Anyway, so here I was, in Japan, working in a flower shop with three others guys and living in an apartment with them too. I forgot to mention that part, didn't I? I just sound more and more gay by the minute. There was a line of hopelessly-in-obsessive-love-with-me girls that wanted flowers. Many of them came twice or more a week. Not that I ever minded attention from them. I happen to like girls flocking toward me.

Aya, as usual, was being Mr.Quiet-Grump while putting the flower arrangements together.

"Hello," I said to a pretty, blonde girl with blue eyes and a decent sized chest. "Can I help you?"

The girl nodded. "Of course!" she said in a perky voice, almost jumping up and down. "I need an arrangement of wild flowers."

"Wild flowers?" I asked, just to be sure that I didn't completely ruin the girl's order. She was, afterall, pretty cute.

She nodded happily.

"Wild flowers, Aya!" I shouted back to a glaring Aya.

More orders came, and more arrangements had to be made. My job, of course, was easy that day. I got to stand there, shout back at Aya what to make and check out hot girls. So maybe the job wasn't so bad afterall.

Sadly enough, the end of the day came quickly, and we went up to the apartment to relax. That is if you can call Ken's cooking relaxing, anyway.

Along with working in a flower-shop all day, each of us also had to make dinner on a rotating schedule. I personally dread the nights when Ken cooks.

Yea see, Ken's a pretty nice guy. He sticks with one girl, he likes kids, he plays soccer. All in all, he's a pretty nice guy; however, the touch of good cooking never reached him. He normally cooks something instant, or something that doesn't take too much knowledge to prepare. Like, oh let's say ramen. All that you have to do is boil some water, throw the noodles in for a few minutes, then add the seasonings. Ken can actually mess up this up. Sometimes, I really do worry.

"It's your turn to set the table, Youji-kun," Omi, the seventeen year old God of Innocence, said cheerfully, glancing into the pot which held Ken's cooking.

When I say that Omi is the God of Innocence, it's not an exaggeration. Silky, light brown hair.

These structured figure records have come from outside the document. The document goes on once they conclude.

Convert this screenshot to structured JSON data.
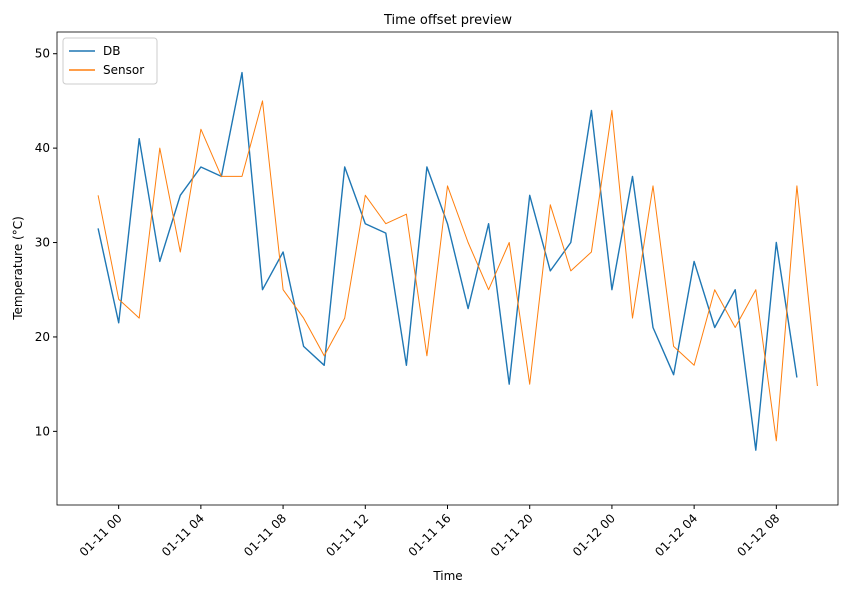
{
  "chart_data": {
    "type": "line",
    "title": "Time offset preview",
    "x_label": "Time",
    "y_label": "Temperature (°C)",
    "x": [
      "01-10 23",
      "01-11 00",
      "01-11 01",
      "01-11 02",
      "01-11 03",
      "01-11 04",
      "01-11 05",
      "01-11 06",
      "01-11 07",
      "01-11 08",
      "01-11 09",
      "01-11 10",
      "01-11 11",
      "01-11 12",
      "01-11 13",
      "01-11 14",
      "01-11 15",
      "01-11 16",
      "01-11 17",
      "01-11 18",
      "01-11 19",
      "01-11 20",
      "01-11 21",
      "01-11 22",
      "01-11 23",
      "01-12 00",
      "01-12 01",
      "01-12 02",
      "01-12 03",
      "01-12 04",
      "01-12 05",
      "01-12 06",
      "01-12 07",
      "01-12 08",
      "01-12 09",
      "01-12 10"
    ],
    "series": [
      {
        "name": "DB",
        "color": "#1f77b4",
        "values": [
          31.5,
          21.5,
          41,
          28,
          35,
          38,
          37,
          48,
          25,
          29,
          19,
          17,
          38,
          32,
          31,
          17,
          38,
          32,
          23,
          32,
          15,
          35,
          27,
          30,
          44,
          25,
          37,
          21,
          16,
          28,
          21,
          25,
          8,
          30,
          15.7,
          null
        ]
      },
      {
        "name": "Sensor",
        "color": "#ff7f0e",
        "values": [
          35,
          24,
          22,
          40,
          29,
          42,
          37,
          37,
          45,
          25,
          22,
          18,
          22,
          35,
          32,
          33,
          18,
          36,
          30,
          25,
          30,
          15,
          34,
          27,
          29,
          44,
          22,
          36,
          19,
          17,
          25,
          21,
          25,
          9,
          36,
          14.8
        ]
      }
    ],
    "xlim": [
      "01-10 21",
      "01-12 11"
    ],
    "xticks": [
      "01-11 00",
      "01-11 04",
      "01-11 08",
      "01-11 12",
      "01-11 16",
      "01-11 20",
      "01-12 00",
      "01-12 04",
      "01-12 08"
    ],
    "ylim": [
      2.2,
      52.3
    ],
    "yticks": [
      10,
      20,
      30,
      40,
      50
    ],
    "legend": "upper left"
  }
}
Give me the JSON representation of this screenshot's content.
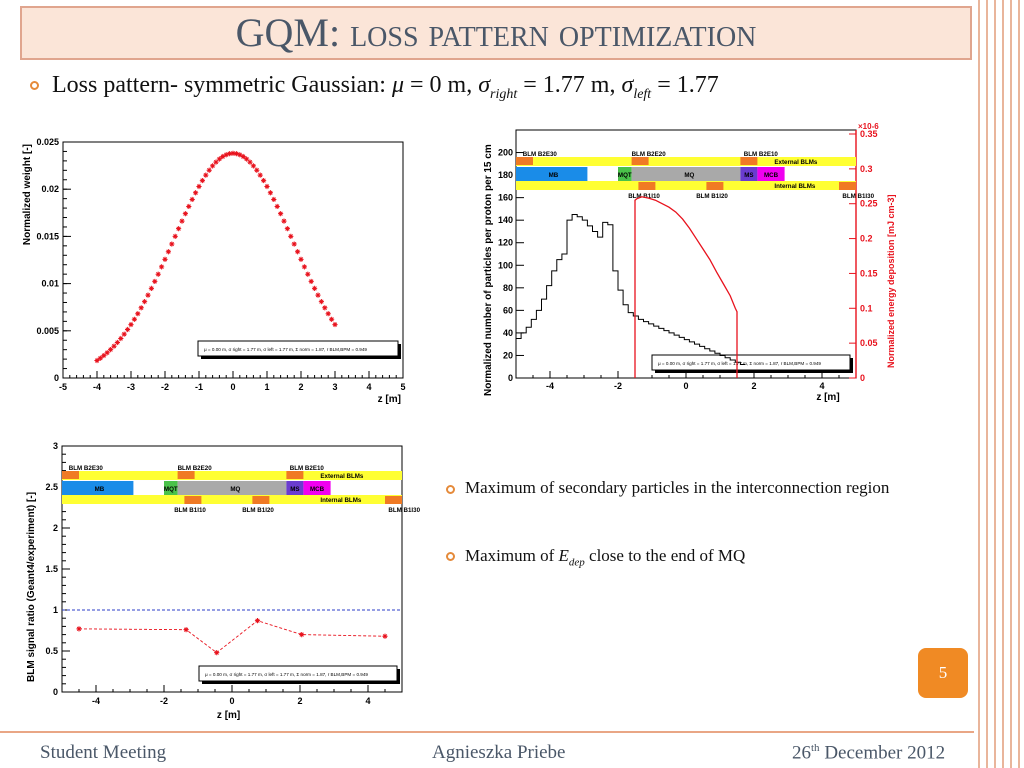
{
  "slide": {
    "title_main": "GQM: ",
    "title_sc": "loss pattern optimization",
    "bullet_main_prefix": "Loss pattern- symmetric Gaussian: ",
    "mu": "μ",
    "mu_value": " = 0 m, ",
    "sigma": "σ",
    "sub_right": "right",
    "sigma_right_value": " = 1.77 m, ",
    "sub_left": "left",
    "sigma_left_value": " = 1.77",
    "bullet1": "Maximum of secondary particles in the interconnection region",
    "bullet2_prefix": "Maximum of ",
    "bullet2_var": "E",
    "bullet2_sub": "dep",
    "bullet2_suffix": " close to the end of MQ",
    "page_number": "5",
    "footer_left": "Student Meeting",
    "footer_center": "Agnieszka Priebe",
    "footer_right_pre": "26",
    "footer_right_sup": "th",
    "footer_right_post": " December 2012"
  },
  "colors": {
    "accent": "#e58a3a",
    "title_bg": "#fbe5d8",
    "title_border": "#e0a58e",
    "title_text": "#4a5768",
    "red": "#e8121d",
    "blue_dash": "#2b3cc8",
    "yellow": "#ffff33",
    "orange_blm": "#f07a24"
  },
  "chart_data": [
    {
      "type": "scatter",
      "title": "",
      "xlabel": "z [m]",
      "ylabel": "Normalized weight [-]",
      "xlim": [
        -5,
        5
      ],
      "ylim": [
        0,
        0.025
      ],
      "xticks": [
        "-5",
        "-4",
        "-3",
        "-2",
        "-1",
        "0",
        "1",
        "2",
        "3",
        "4",
        "5"
      ],
      "yticks": [
        "0",
        "0.005",
        "0.01",
        "0.015",
        "0.02",
        "0.025"
      ],
      "series": [
        {
          "marker": "star",
          "color": "#e8121d",
          "x_range": [
            -4,
            3
          ],
          "step": 0.1,
          "mu": 0,
          "sigma": 1.77,
          "peak": 0.0238
        }
      ],
      "legend_text": "μ = 0.00 m, σ right = 1.77 m, σ left = 1.77 m, Σ norm = 1.87, r BLM,BPM = 0.949"
    },
    {
      "type": "line",
      "title": "",
      "xlabel": "z [m]",
      "ylabel": "Normalized number of particles per proton per 15 cm",
      "ylabel_right": "Normalized energy deposition [mJ cm-3]",
      "right_axis_multiplier": "×10-6",
      "xlim": [
        -5,
        5
      ],
      "ylim": [
        0,
        220
      ],
      "ylim_right": [
        0,
        0.35
      ],
      "xticks": [
        "-4",
        "-2",
        "0",
        "2",
        "4"
      ],
      "yticks": [
        "0",
        "20",
        "40",
        "60",
        "80",
        "100",
        "120",
        "140",
        "160",
        "180",
        "200"
      ],
      "yticks_right": [
        "0",
        "0.05",
        "0.1",
        "0.15",
        "0.2",
        "0.25",
        "0.3",
        "0.35"
      ],
      "series": [
        {
          "name": "",
          "color": "#000000",
          "step": true,
          "x": [
            -5.0,
            -4.85,
            -4.7,
            -4.55,
            -4.4,
            -4.25,
            -4.1,
            -3.95,
            -3.8,
            -3.65,
            -3.5,
            -3.35,
            -3.2,
            -3.05,
            -2.9,
            -2.75,
            -2.6,
            -2.45,
            -2.3,
            -2.15,
            -2.0,
            -1.85,
            -1.7,
            -1.55,
            -1.4,
            -1.25,
            -1.1,
            -0.95,
            -0.8,
            -0.65,
            -0.5,
            -0.35,
            -0.2,
            -0.05,
            0.1,
            0.25,
            0.4,
            0.55,
            0.7,
            0.85,
            1.0,
            1.15,
            1.3,
            1.45,
            1.6
          ],
          "y": [
            35,
            40,
            45,
            52,
            60,
            70,
            82,
            95,
            105,
            110,
            140,
            145,
            143,
            140,
            135,
            130,
            125,
            138,
            136,
            95,
            78,
            65,
            58,
            55,
            52,
            50,
            48,
            46,
            44,
            42,
            40,
            38,
            36,
            34,
            32,
            30,
            28,
            26,
            24,
            22,
            20,
            18,
            16,
            14,
            12
          ]
        },
        {
          "name": "",
          "color": "#e8121d",
          "axis": "right",
          "x": [
            -1.5,
            -1.5,
            -1.45,
            -1.3,
            -1.1,
            -0.9,
            -0.7,
            -0.5,
            -0.3,
            -0.1,
            0.1,
            0.3,
            0.5,
            0.7,
            0.9,
            1.1,
            1.3,
            1.45,
            1.5,
            1.5
          ],
          "y": [
            0,
            0.255,
            0.257,
            0.26,
            0.258,
            0.255,
            0.25,
            0.245,
            0.238,
            0.228,
            0.215,
            0.2,
            0.185,
            0.17,
            0.152,
            0.135,
            0.118,
            0.1,
            0.095,
            0
          ]
        }
      ],
      "elements": {
        "labels": [
          "BLM B2E30",
          "BLM B2E20",
          "BLM B2E10",
          "MB",
          "MQT",
          "MQ",
          "MS",
          "MCB",
          "External BLMs",
          "Internal BLMs",
          "BLM B1I10",
          "BLM B1I20",
          "BLM B1I30"
        ]
      },
      "legend_text": "μ = 0.00 m, σ right = 1.77 m, σ left = 1.77 m, Σ norm = 1.87, r BLM,BPM = 0.949"
    },
    {
      "type": "scatter",
      "title": "",
      "xlabel": "z [m]",
      "ylabel": "BLM signal ratio (Geant4/experiment) [-]",
      "xlim": [
        -5,
        5
      ],
      "ylim": [
        0,
        3
      ],
      "xticks": [
        "-4",
        "-2",
        "0",
        "2",
        "4"
      ],
      "yticks": [
        "0",
        "0.5",
        "1",
        "1.5",
        "2",
        "2.5",
        "3"
      ],
      "series": [
        {
          "name": "",
          "color": "#e8121d",
          "x": [
            -4.5,
            -1.35,
            -0.45,
            0.75,
            2.05,
            4.5
          ],
          "y": [
            0.77,
            0.76,
            0.48,
            0.87,
            0.7,
            0.68
          ]
        }
      ],
      "reference_line": 1,
      "elements": {
        "labels": [
          "BLM B2E30",
          "BLM B2E20",
          "BLM B2E10",
          "MB",
          "MQT",
          "MQ",
          "MS",
          "MCB",
          "External BLMs",
          "Internal BLMs",
          "BLM B1I10",
          "BLM B1I20",
          "BLM B1I30"
        ]
      },
      "legend_text": "μ = 0.00 m, σ right = 1.77 m, σ left = 1.77 m, Σ norm = 1.87, r BLM,BPM = 0.949"
    }
  ]
}
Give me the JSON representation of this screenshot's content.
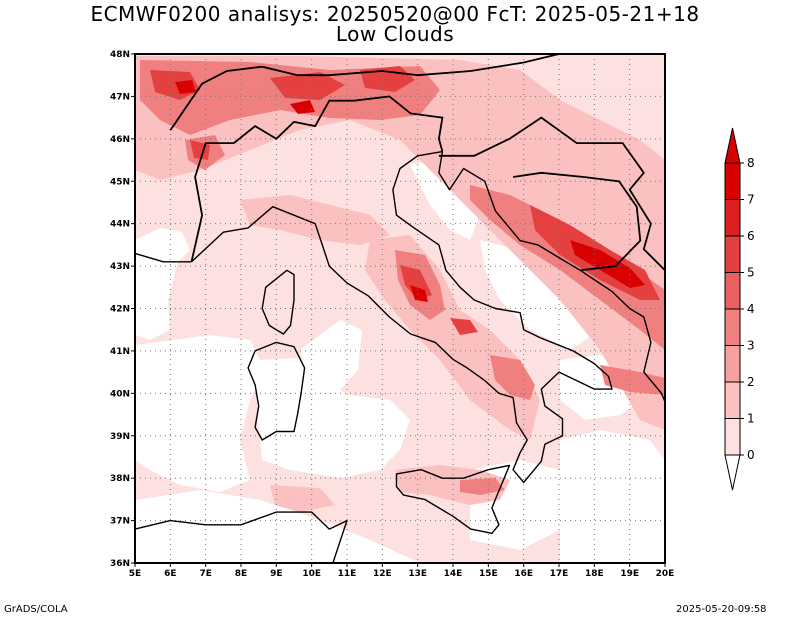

Big, blue chibi eyes that make anyone do anything for the boy. As far as I know, he's never even slept with a girl. That really is a shame, seeing as he has so much potential. Girls can be heard screaming his name at the flower shop; however, they *do* scream *all* of our names. Omi just has this sweet, almost genki, nature about him. Even if it does get a bit scary sometimes, at least he can cook well enough.

I reluctantly set the table by orders of Omi.

"What is that supposed to be, Ken-kun?" Omi asked gently, seemingly cringing at the contents of the pot.

Ken blinked at him. "Ramen."

Except for Ken, everyone else in the room cringed.

So, there I was: sitting at the table, awaiting my burned ramen. I hadn't had a date since I'd died. I was practically dying from sexual starvation. The only thing I could think was, "Wow.God must really hate me."